Kinderarmut:Ein Gehalt reicht für Familien einfach nicht

Kind beim Sommerfest der Kinderhilfsorganisation Arche in Berlin

Die Bertelsmann-Stiftung forderte mehr Hilfe für Frauen am Arbeitsmarkt sowie Reformen der staatlichen Zahlungen für Kinder.

(Foto: dpa)
  • Das Ein-Verdiener-Modell reicht einer Studie zufolge oft nicht zur Sicherung des Familienunterhaltes aus.
  • Wenn Mütter in Paarfamilien über einen längeren Zeitraum keinen Job haben, steigt demnach das Armutsrisiko der Kinder.

Geht die Mutter nicht arbeiten, wächst für ihre Kinder das Risiko, von Armut betroffen zu sein - und zwar bei Alleinerziehenden ebenso wie in Paarfamilien mit einem bereits vorhandenen Verdiener. Zu diesem Ergebnis kommt eine Analyse des Instituts für Arbeitsmarkt- und Berufsforschung (IAB) im Auftrag der Bertelsmann-Stiftung (hier als PDF). Armut bedeutet dabei, dass eine Familie mit weniger als 60 Prozent des mittleren Haushaltsnettoeinkommens auskommen muss oder Hartz IV bezieht.

Die Bertelsmann-Stiftung fordert deshalb mehr Hilfe für Frauen am Arbeitsmarkt sowie Reformen der staatlichen Zahlungen für Kinder. Demnach wachsen in Familien mit einem Elternteil beinahe alle Kinder (96 Prozent) in dauerhaften oder wiederkehrenden Armutslagen auf, wenn die Mutter nicht arbeitet. Bei einer stabilen Teilzeitbeschäftigung der Mutter sinkt der Anteil dagegen auf 20 Prozent, wobei weitere 40 Prozent der Kinder weiterhin zumindest zeitweise Armutserfahrungen erleben.
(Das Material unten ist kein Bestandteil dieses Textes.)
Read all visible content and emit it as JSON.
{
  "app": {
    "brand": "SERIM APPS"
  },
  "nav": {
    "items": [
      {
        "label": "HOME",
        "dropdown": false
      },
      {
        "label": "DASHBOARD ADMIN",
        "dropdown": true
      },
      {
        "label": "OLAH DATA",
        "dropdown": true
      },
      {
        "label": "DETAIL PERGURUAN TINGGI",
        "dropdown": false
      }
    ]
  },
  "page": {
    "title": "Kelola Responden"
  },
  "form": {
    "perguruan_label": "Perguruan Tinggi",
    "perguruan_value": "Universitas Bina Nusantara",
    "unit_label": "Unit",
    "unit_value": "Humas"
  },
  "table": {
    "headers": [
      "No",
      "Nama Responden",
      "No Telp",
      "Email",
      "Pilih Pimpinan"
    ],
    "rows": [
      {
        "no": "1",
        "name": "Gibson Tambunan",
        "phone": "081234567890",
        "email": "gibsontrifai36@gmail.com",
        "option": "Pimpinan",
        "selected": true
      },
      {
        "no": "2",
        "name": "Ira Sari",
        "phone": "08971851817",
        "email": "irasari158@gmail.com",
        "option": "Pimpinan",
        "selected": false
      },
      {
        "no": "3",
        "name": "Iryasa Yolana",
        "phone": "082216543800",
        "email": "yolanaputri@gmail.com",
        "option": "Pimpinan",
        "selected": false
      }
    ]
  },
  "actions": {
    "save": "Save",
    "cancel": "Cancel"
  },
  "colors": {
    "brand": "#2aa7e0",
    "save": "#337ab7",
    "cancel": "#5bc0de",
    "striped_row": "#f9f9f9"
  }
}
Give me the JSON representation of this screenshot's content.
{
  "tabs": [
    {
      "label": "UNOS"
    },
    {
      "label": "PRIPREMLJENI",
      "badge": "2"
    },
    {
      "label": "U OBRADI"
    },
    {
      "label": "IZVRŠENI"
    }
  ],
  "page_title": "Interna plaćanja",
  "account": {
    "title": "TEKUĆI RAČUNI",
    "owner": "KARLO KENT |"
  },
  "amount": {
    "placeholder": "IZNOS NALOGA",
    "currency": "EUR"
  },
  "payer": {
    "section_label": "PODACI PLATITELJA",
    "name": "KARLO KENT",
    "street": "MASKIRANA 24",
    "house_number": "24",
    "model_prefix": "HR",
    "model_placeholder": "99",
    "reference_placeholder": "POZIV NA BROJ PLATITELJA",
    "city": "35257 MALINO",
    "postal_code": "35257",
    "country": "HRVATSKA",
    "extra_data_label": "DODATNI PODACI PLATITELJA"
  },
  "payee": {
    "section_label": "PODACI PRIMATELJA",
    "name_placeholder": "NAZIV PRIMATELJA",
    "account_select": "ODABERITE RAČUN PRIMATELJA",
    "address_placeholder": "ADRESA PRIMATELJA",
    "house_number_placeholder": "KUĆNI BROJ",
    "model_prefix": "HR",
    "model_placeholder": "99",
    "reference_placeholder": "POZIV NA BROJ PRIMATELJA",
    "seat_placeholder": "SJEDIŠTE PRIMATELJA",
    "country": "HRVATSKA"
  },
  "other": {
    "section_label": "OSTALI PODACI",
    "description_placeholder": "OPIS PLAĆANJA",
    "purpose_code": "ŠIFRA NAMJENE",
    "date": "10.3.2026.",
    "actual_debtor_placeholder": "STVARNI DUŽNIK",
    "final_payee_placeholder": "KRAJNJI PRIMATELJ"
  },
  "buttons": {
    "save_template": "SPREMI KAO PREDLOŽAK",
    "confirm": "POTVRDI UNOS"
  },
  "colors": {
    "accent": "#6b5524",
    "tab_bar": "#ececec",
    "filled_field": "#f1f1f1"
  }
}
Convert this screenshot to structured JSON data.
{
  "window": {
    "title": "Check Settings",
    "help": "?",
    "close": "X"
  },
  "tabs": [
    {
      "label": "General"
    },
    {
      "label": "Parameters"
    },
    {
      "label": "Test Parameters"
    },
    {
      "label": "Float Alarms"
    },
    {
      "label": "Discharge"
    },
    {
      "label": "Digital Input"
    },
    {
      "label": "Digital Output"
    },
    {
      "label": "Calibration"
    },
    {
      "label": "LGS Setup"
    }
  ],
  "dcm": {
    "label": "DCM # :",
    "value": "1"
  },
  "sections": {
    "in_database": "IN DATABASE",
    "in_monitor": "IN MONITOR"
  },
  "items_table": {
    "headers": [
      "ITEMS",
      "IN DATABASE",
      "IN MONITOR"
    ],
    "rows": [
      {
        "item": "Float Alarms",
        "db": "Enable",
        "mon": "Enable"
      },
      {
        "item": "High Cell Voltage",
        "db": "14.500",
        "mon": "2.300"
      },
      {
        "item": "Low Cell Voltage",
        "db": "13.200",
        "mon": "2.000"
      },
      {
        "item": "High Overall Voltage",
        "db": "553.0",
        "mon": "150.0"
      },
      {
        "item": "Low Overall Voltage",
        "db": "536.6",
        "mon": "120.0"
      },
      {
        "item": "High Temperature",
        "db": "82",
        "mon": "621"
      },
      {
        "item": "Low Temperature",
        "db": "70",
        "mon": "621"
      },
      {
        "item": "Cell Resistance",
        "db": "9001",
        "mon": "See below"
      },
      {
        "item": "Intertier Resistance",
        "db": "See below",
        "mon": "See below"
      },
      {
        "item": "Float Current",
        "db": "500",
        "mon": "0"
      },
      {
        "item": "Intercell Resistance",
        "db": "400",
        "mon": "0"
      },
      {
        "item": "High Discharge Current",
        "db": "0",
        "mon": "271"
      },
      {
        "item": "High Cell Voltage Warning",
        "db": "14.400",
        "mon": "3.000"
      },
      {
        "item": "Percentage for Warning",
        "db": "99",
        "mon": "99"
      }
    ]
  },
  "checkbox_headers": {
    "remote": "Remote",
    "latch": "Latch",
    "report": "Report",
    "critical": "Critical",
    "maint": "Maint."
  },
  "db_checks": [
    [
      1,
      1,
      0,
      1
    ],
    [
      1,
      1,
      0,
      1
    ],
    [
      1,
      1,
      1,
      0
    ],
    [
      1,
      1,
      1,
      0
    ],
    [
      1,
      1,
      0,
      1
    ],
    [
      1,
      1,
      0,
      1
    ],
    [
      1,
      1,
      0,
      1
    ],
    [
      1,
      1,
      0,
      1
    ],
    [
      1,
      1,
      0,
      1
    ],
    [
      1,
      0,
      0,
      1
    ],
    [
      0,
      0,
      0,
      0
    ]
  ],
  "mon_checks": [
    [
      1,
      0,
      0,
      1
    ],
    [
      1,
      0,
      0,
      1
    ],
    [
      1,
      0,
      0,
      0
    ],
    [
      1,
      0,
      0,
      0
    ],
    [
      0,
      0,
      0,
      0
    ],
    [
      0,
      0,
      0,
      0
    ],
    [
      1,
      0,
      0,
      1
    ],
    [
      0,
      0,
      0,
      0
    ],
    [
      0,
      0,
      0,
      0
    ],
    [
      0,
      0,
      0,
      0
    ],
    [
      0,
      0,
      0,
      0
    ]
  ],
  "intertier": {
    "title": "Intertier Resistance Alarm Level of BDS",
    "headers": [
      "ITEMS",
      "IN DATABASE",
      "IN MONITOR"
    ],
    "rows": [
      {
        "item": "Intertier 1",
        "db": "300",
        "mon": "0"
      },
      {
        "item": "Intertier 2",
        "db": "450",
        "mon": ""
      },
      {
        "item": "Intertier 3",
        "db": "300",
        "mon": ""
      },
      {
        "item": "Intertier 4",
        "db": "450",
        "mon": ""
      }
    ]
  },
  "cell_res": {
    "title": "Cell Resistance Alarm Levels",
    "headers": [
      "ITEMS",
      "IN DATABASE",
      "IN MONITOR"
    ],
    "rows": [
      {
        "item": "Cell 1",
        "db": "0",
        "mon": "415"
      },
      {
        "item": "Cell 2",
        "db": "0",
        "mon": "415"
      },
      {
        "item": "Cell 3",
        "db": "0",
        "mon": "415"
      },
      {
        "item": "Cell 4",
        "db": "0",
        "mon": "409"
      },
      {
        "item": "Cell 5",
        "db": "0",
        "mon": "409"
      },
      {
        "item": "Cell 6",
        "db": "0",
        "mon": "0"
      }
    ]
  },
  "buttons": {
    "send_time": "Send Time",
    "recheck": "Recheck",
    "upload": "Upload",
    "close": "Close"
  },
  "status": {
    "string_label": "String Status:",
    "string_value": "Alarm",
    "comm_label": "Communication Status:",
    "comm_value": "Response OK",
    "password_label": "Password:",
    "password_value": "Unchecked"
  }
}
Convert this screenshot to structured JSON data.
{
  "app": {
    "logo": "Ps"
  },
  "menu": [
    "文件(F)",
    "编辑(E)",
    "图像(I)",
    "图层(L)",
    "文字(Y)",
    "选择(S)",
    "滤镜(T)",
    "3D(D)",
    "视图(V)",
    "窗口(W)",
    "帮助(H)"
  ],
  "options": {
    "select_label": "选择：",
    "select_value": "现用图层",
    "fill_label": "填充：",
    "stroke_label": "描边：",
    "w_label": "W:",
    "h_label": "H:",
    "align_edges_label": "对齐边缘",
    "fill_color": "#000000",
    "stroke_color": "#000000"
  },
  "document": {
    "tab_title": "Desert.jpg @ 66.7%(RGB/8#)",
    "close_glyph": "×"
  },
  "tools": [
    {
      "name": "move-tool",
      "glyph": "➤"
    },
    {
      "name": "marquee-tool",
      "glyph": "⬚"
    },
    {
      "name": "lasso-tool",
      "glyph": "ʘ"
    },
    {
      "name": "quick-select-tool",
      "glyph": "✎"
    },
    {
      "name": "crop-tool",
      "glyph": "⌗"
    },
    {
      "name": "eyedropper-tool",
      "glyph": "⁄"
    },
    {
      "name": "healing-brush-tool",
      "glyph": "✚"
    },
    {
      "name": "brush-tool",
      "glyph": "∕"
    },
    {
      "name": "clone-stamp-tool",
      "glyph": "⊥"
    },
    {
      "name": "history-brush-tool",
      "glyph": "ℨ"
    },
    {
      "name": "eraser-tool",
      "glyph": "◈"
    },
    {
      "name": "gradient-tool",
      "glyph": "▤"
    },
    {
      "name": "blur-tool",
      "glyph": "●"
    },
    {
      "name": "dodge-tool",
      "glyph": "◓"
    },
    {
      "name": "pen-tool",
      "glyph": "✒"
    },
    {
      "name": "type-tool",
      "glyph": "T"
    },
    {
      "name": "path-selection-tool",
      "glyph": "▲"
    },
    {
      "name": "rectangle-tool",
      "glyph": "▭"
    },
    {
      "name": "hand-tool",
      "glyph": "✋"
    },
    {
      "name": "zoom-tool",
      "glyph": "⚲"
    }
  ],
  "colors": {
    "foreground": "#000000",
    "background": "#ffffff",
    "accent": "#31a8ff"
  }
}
Arbeitet die Mutter über einen längeren Zeitraum Vollzeit, würden nur 16 Prozent der Kinder zeitweise mit Armut konfrontiert. In den meisten Fällen gelinge es aber, diese Erfahrung nicht dauerhaft werden zu lassen.

Auch in Paarfamilien steigt das Armutsrisiko für Kinder der Studie zufolge deutlich, wenn Mütter ihre Arbeit verlieren oder aufgeben. Sind diese über einen längeren Zeitraum hinweg nicht erwerbstätig, erleben 32 Prozent der Kinder dauerhaft oder wiederkehrend Armutslagen, 30 Prozent kurzzeitig. Arbeiten die Mütter dagegen in Voll- oder Teilzeit oder haben einen Minijob, sind nahezu alle finanziell abgesichert. "Kinderarmut hängt maßgeblich an der Erwerbstätigkeit von Frauen", erklärte Stiftungsvorstand Jörg Dräger.

Staatliche Leistungen in einem Teilhabegeld bündeln

"Müttern muss es erleichtert werden, arbeiten zu gehen", forderte er. Zugleich müsse das Unterstützungs- und Hilfesystem für Kinder es auffangen können, wenn die Mütter wegen der Familiensituation nicht erwerbstätig sein können. Kinder bräuchten auch "gemeinsame Zeit und Betreuung".

Die Stiftung macht sich unter anderem dafür stark, alle staatlichen Leistungen für Kinder in einem sogenannte Teilhabegeld zu bündeln und dieses in der Höhe stärker auf die Einkommenssituation der Eltern auszurichten. Wohlhabendere Familien sollten dann weniger bekommen, während ärmere besonders profitieren. "Das vorhandene Geld muss dort ankommen, wo es am meisten gebraucht wird", sagte Dräger.

Das IAB ist das Forschungsinstitut der Bundesagentur für Arbeit in Nürnberg. Definitionen von Armutslagen, wie in dieser Studie, sind allerdings umstritten. Die Bertelsmann-Stiftung verteidigte sie: "Armut bedeutet in Deutschland in der Regel nicht, obdachlos oder hungrig zu sein." Sie äußere sich aber "in materiellen Entbehrungen" und vor allem "Einschränkungen in der sozialen und kulturellen Teilhabe". Arme Kinder seien deutlich benachteiligt.